三天三夜的時間,我們才終於回到了新化市裡面。
一回到新化市,我們沒有任何停留,便找上了陳炳亡的家中,當我們找到他的時候,陳炳亡在家中很閒。
當陳炳亡看見我們之後,臉上流露出了複雜的神情,尤其是當他看見我手中提著的冥王劍,他則是再次跪拜在了地上。
「參見冥王大人。」陳炳亡口中大喊道。
「不用如此,快快請起!」我立馬將陳炳亡從地上扶了起來。
說起來陳炳亡屢次將我從危險時刻當中就回來,也算得上是我的救命恩人了。
「不知道張藍予現在在哪裡。」我問陳炳亡。
「冥王夫人現在就在內堂。」陳炳亡看著我說道,眼神當中流露出小心翼翼。
陳炳亡說完話之後,立即帶著我走進了內堂,張藍予果然就在內堂當中,她坐在一張椅子上,手中在繡著一個香囊。
張藍予很快注意到了我們的存在,當我走進內堂之後,張藍予便立馬站起身來,朝著我們迎了過來。
「東山,你們離開了這一段時間沒出什麼事兒吧?」張藍予的臉上寫滿了擔憂。
剛見面,張藍予這一個問題別弄得我下不來臺。要知道我們這一路並不算輕鬆,更重要的是蔡太奶為了掩護我逃走已經在長白山上被鬼尊給殺掉了。
我不知道這件事情該怎麼向張藍予解釋,不過張藍予是個聰明的人,她很快注意到我們這一行當中並沒有蔡太奶的存在,她立馬開口問道:「東山,蔡太奶去哪兒了?」
張藍予如此一問,我當即便陷入了沉默,事實上不只是我一個人陷入了沉默當中,就連蕭陌和老黑他們也閉口不言。
張藍予看著我們這一行人的反應,精神一下子就垮了,她癱坐在了椅子上,眼神當中流露出的絕望。
很明顯,張藍予反應過來了這一切,她知道蔡太奶出事兒了。
「在長白山山上,蔡太奶為了掩護我們逃走,被鬼尊給殺了。」猶豫再三,我最終告訴了張藍予這一事實。
張藍予沒有立即回應我的話,她依舊是癱坐在椅子上,只不過眼神比之前還要絕望。
我十分能夠理解張藍予此時的心情,蔡太奶畢竟保護了她這麼多年,就這麼突然死去,張藍予必定無法立即接受這一現實。
這種感覺就跟我當年失去爺爺的時候是一樣的,我沒有開口勸阻張藍予,他現在需要的是冷靜。

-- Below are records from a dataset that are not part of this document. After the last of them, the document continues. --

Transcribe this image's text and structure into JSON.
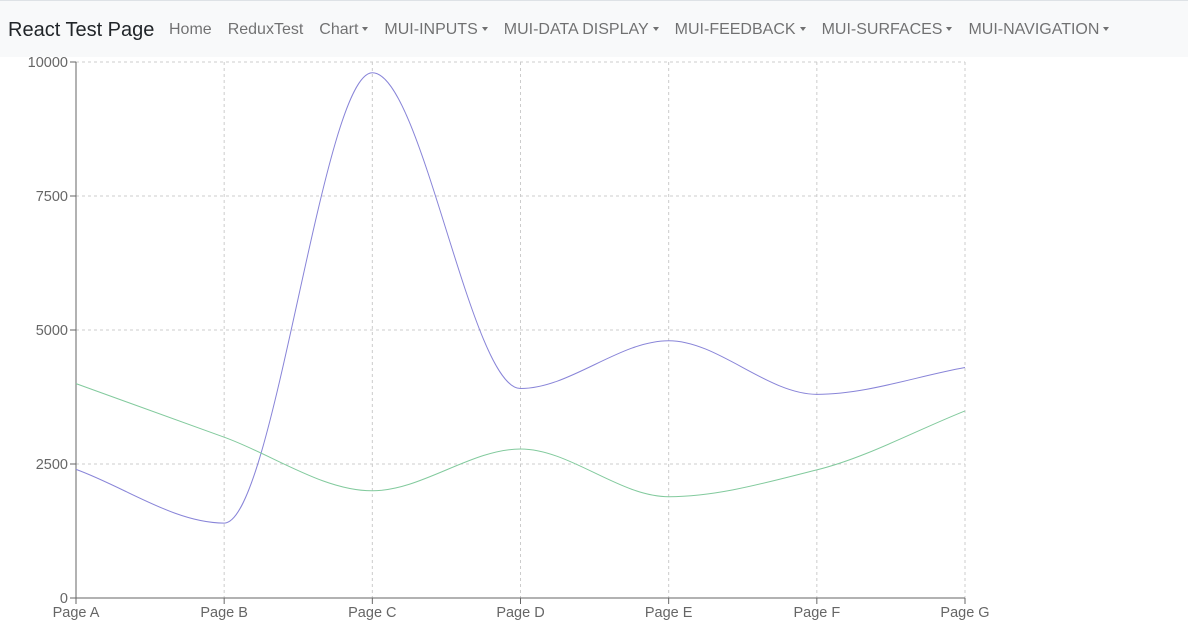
{
  "navbar": {
    "brand": "React Test Page",
    "items": [
      {
        "label": "Home",
        "dropdown": false
      },
      {
        "label": "ReduxTest",
        "dropdown": false
      },
      {
        "label": "Chart",
        "dropdown": true
      },
      {
        "label": "MUI-INPUTS",
        "dropdown": true
      },
      {
        "label": "MUI-DATA DISPLAY",
        "dropdown": true
      },
      {
        "label": "MUI-FEEDBACK",
        "dropdown": true
      },
      {
        "label": "MUI-SURFACES",
        "dropdown": true
      },
      {
        "label": "MUI-NAVIGATION",
        "dropdown": true
      }
    ]
  },
  "chart_data": {
    "type": "line",
    "categories": [
      "Page A",
      "Page B",
      "Page C",
      "Page D",
      "Page E",
      "Page F",
      "Page G"
    ],
    "series": [
      {
        "values": [
          2400,
          1398,
          9800,
          3908,
          4800,
          3800,
          4300
        ],
        "color": "#8884d8"
      },
      {
        "values": [
          4000,
          3000,
          2000,
          2780,
          1890,
          2390,
          3490
        ],
        "color": "#82ca9d"
      }
    ],
    "yticks": [
      0,
      2500,
      5000,
      7500,
      10000
    ],
    "ylim": [
      0,
      10000
    ],
    "grid": true,
    "curve": "monotone",
    "title": "",
    "xlabel": "",
    "ylabel": ""
  }
}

我們一行人慢慢從內堂當中退了出去,過了半日的時間,張藍予才從內堂當中走出來到了我們的身邊。
這是老黑開口說道:「我們沒有辦法從張藍予身上順利的取出冥王靈魂,一旦我們強行取出靈魂,那麼張藍予就會因為巨大的精神壓力當場死去。」
「老傢伙,你確定有這麼嚴重嗎?」剛子有些不太相信老黑所說的話。
「靈魂是一個人的根本,縱使我們不知道這其中是因為什麼樣的緣故,才讓張藍予的身上出現了冥王靈魂。但是現在事實已經成這樣,我們必須直面事實。」老黑的話音很沉重,看得出來老黑也十分為難。
「那我們該怎麼辦?」剛子語氣當中充滿了無奈。
「張藍予的安危必然是第一位的,不管如何我們都不能傷害到她。」我立馬開口說道。
對我而言,張藍予的安危是原則性問題,就算是我們最終無法從張藍予的身上安全取出另一半冥王的靈魂,我也絕對不會讓她受到絲毫的傷害。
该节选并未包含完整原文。